The unemployment figures for both developing and developed countries will be staggering. In the US, they exceed the rate we saw at the peak of the 2009 financial crisis. India’s welfare package focuses on distributing foodgrain, free gas cylinders and a very modest cash transfer. But there is an unusual economic consensus that India will have to greatly enhance its cash and welfare assistance. The aura of necessity that surrounded so much economic thinking has melted into thin air
The pandemic, if it lasts longer, will test the fortitude of individuals. Some will, inevitably, suffer loss. Millions more are facing not disease or death but deep uncertainty about the future. It is the kind of uncertainty we are not used to. Modern thought works on the idea that everything could be contingent. Things do not necessarily have to be the way they are. There are no necessary identities, social arrangements, or, perhaps (except in logic), even necessary truth.
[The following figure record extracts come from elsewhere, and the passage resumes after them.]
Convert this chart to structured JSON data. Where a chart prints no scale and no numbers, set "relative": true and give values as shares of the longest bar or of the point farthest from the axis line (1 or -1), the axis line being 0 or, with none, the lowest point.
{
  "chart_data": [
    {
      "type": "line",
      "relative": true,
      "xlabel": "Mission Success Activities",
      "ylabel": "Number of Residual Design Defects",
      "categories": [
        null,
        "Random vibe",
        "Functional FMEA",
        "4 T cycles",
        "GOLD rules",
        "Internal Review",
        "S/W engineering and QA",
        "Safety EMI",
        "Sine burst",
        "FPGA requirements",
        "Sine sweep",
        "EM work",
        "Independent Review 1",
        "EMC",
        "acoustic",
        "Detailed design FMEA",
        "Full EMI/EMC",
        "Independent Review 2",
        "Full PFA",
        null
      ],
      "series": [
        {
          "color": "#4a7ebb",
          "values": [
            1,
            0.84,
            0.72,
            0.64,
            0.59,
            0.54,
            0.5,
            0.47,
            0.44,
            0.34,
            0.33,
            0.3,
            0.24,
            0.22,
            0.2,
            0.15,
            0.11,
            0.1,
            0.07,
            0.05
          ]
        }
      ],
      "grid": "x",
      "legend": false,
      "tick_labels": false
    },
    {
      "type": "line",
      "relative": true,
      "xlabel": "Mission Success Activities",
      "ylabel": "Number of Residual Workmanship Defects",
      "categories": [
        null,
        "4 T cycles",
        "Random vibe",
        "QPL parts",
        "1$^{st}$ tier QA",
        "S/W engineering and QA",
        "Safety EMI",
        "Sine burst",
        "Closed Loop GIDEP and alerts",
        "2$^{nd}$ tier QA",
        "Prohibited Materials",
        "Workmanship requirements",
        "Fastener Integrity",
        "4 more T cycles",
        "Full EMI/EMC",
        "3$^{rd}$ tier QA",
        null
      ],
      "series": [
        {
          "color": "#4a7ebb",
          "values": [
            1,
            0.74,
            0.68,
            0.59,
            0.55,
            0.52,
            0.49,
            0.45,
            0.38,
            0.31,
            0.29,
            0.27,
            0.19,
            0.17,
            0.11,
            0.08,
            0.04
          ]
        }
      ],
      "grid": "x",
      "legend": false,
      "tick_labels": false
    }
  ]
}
In social life, we act as if there are necessary pathways we have to take; we orient ourselves not by the thought that things could be different but that they are familiar and predictable. The crisis has, by taking away so much we take for granted—movement, work, human proximity, crowds—exposed us to what contingency means as condition. For a fleeting moment, we came face to face with the thought that we cannot take anything for granted. For some, particularly the most economically vulnerable, the temporary vanishing of our economic and social certitudes could be devastating. It also makes us think that perhaps the world could at least be arranged slightly differently. Its structures could acknowledge that no one can be, to use Donne’s phrase, an island, indifferent to everything around them. Like Joseph Grand, we can recognise our loves, pursue our passions. We might also think about how we can reconstruct the post-pandemic world, based not on distance and fear, but solidarity and hope.